Eli Zaretskii eliz@gnu.org
Fri Oct 23 17:52:23 GMT 2020


> Cc: gdb-patches@sourceware.org, david.spickett@linaro.org
> From: Luis Machado <luis.machado@linaro.org>
> Date: Fri, 23 Oct 2020 11:33:36 -0300
> 
> But, in general, there will always be a memory-side tag against which a 
> logical tag (contained in a pointer, for example) will be matched against.

This is the crucial aspect that should be stated, IMO.

> >> +@kindex mtag setltag
> >> +@item mtag setltag @var{address_expression} @var{tag_bytes}
> >> +Print the address given by @var{address_expression}, augmented with a logical
> > 
> > It is strange for a command whose name is "set..." to print
> > something.  I'd expect it to set something instead.  is the above
> > description correct?
> > 
> 
> Yes. This is one area that I'd welcome some discussion/feedback.
> 
> We don't always have a modifiable value as an argument to the "mtag 
> setltag" command. We could have a constant value, a read-only value, 
> some reference or some expression containing multiple pointers.
> 
> Plus, the most natural way to modify a value in GDB is through the 
> existing "set variable" command.
> 
> The main goal is to be able to augment a particular address with a given 
> logical tag. That augmented value can then be used to set a particular 
> pointer or value. It will be stored in the history anyway, so that's 
> already a value that you can use.
> 
> There won't be much reason to set logical tags other than if you're 
> chasing bugs and trying to cause one.
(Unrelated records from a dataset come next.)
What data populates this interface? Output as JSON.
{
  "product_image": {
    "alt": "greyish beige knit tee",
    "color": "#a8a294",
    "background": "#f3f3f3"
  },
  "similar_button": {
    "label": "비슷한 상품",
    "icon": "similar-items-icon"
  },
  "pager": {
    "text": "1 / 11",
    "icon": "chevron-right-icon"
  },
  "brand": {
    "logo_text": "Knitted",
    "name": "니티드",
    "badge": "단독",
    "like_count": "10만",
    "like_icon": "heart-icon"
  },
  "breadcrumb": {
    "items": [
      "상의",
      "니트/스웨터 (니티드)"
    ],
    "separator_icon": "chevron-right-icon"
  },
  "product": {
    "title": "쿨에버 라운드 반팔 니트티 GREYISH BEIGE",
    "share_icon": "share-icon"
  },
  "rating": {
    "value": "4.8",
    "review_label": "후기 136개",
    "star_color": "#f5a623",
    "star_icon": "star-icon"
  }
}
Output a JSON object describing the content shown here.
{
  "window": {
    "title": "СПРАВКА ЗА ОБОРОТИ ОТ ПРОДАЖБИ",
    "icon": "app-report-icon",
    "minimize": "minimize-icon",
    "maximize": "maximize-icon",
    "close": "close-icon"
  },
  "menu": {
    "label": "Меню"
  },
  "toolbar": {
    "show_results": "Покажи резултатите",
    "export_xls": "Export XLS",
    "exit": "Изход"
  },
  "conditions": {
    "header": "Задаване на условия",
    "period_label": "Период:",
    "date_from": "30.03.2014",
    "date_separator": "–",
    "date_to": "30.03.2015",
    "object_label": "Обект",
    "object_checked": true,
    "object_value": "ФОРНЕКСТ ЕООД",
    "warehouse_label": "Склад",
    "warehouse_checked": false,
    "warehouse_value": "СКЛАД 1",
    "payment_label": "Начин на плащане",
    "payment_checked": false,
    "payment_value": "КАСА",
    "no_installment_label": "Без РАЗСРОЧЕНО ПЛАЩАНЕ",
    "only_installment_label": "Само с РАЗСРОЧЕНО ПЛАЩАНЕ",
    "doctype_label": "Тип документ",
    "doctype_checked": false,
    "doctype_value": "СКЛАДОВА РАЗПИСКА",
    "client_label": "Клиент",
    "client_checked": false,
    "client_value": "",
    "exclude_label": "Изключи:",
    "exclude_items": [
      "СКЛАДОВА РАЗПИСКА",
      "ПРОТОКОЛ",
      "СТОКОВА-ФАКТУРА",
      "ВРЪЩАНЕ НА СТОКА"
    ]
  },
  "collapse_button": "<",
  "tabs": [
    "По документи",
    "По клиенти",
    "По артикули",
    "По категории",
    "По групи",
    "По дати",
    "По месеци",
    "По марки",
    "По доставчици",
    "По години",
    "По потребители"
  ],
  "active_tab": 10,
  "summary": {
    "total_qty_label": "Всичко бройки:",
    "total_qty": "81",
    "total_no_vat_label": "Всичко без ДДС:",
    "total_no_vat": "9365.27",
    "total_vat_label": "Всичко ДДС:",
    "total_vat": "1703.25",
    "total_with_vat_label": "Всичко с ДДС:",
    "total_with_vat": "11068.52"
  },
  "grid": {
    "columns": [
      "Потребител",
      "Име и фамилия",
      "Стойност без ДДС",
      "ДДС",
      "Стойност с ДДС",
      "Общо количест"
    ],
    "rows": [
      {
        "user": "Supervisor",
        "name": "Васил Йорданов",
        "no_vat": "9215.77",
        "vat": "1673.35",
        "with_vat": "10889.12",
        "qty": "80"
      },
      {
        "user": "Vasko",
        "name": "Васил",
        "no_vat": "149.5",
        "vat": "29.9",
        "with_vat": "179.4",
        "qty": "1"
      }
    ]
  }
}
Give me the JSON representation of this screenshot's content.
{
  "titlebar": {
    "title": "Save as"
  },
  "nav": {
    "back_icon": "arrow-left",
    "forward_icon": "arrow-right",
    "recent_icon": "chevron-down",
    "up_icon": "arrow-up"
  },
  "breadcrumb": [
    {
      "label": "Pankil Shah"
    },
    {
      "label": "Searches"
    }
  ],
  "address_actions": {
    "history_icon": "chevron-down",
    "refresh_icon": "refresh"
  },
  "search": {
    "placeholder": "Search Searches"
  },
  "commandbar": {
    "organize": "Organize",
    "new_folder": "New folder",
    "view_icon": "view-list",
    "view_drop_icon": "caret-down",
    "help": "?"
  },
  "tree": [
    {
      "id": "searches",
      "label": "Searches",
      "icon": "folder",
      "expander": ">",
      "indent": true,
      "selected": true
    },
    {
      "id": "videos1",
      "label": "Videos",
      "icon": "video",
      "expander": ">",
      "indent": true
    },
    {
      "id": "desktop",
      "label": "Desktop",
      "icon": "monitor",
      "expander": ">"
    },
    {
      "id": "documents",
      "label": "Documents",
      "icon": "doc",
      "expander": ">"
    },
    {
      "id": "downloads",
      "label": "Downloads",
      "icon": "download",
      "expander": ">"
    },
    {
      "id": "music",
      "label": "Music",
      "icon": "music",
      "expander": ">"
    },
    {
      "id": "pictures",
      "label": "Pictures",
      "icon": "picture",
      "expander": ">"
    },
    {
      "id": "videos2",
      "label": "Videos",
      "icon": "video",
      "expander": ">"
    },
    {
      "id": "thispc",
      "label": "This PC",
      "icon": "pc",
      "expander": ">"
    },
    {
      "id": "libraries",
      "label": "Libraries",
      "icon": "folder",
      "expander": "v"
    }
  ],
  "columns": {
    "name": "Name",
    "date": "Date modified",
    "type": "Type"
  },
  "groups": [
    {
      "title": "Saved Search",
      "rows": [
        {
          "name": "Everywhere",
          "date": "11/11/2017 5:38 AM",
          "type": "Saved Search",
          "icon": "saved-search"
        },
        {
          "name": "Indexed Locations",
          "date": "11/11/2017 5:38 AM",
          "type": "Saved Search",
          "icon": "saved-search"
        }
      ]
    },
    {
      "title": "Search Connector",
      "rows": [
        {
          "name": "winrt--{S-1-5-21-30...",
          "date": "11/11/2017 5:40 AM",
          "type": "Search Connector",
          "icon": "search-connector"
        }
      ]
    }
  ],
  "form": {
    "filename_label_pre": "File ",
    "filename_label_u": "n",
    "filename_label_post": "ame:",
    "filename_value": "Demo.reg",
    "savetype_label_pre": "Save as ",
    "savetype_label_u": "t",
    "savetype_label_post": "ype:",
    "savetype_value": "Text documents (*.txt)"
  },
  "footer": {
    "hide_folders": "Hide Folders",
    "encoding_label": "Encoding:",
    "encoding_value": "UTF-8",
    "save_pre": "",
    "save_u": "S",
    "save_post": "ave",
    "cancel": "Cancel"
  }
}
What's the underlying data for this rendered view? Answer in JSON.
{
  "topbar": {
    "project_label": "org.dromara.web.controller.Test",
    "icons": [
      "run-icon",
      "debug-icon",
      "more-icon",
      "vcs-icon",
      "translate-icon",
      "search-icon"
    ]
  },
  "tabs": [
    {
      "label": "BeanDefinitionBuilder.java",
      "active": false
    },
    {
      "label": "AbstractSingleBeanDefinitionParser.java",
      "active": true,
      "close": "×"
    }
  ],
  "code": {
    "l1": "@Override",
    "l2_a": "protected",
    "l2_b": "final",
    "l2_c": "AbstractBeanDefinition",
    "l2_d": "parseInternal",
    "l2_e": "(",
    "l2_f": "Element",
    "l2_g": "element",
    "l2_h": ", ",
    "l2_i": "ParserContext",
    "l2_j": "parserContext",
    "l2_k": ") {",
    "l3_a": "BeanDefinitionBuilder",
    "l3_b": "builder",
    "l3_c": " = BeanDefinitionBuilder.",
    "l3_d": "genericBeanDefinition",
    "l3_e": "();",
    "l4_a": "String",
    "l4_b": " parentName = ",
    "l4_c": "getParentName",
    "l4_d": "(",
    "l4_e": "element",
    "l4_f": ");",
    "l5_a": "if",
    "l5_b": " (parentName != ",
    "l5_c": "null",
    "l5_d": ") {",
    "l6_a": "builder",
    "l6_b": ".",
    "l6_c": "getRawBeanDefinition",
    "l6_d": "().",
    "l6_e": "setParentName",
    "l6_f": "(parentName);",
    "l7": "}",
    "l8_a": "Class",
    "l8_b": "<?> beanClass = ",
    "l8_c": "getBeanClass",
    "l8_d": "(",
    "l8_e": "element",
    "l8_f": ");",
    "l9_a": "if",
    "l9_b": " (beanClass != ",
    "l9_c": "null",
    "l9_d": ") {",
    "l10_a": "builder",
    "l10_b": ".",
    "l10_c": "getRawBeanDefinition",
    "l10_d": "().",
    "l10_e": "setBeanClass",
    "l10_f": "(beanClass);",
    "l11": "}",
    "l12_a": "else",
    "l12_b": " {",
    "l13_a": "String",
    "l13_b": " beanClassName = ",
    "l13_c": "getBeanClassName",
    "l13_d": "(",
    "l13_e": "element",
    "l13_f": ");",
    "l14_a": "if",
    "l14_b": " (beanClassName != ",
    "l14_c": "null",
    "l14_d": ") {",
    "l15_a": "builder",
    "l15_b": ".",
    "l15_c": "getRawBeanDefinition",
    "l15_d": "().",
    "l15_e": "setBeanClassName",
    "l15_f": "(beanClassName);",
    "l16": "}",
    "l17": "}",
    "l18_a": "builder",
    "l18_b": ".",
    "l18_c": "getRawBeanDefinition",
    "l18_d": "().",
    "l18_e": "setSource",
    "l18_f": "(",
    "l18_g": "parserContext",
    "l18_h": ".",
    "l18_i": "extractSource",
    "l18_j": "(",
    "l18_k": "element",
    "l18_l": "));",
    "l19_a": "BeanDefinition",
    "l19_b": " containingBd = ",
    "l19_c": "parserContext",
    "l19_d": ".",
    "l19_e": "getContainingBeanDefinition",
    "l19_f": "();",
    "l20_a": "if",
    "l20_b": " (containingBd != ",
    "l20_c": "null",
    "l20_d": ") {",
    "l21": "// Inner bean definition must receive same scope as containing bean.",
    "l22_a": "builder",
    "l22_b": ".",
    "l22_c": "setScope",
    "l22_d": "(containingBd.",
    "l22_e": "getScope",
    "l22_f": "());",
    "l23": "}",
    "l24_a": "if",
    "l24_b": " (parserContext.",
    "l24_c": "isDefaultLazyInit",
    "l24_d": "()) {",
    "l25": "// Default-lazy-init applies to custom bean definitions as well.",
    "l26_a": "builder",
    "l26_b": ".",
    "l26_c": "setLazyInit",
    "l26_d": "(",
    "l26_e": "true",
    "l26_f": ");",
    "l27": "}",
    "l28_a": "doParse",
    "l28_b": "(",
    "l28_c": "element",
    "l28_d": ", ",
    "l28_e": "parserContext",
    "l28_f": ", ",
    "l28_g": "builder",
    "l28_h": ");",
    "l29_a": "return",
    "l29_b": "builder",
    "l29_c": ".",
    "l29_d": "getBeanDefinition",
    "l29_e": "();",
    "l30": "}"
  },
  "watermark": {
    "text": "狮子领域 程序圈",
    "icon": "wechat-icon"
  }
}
It is one additional knob so that 
> you won't need to craft the tagged pointer by hand.

Maybe the command should be called something other than "set...",
then?

> >> +@kindex mtag check
> >> +@item mtag check @var{address_expression}
> >> +Check that the logical tag stored at the address given by
> >> +@var{address_expression} matches the allocation tag for the same address.
> > 
> > This test should say that this check performs the same validation as
> > is done in hardware when memory is accessed through a pointer.  Saying
> > that (assuming I understood correctly) will go a long way towards
> > causing this facility to make much more sense to the reader.
> 
> Does it make it more clear if I add the following:
> 
> "This essentially emulates the hardware validation that is done when 
> tagged memory is accessed through a pointer, but does not cause a memory 
> fault as it would during hardware validation.
> 
> It can be used to inspect potential memory tagging violations in the 
> running process, before any faults get triggered."

Yes, this is a good addition, thanks.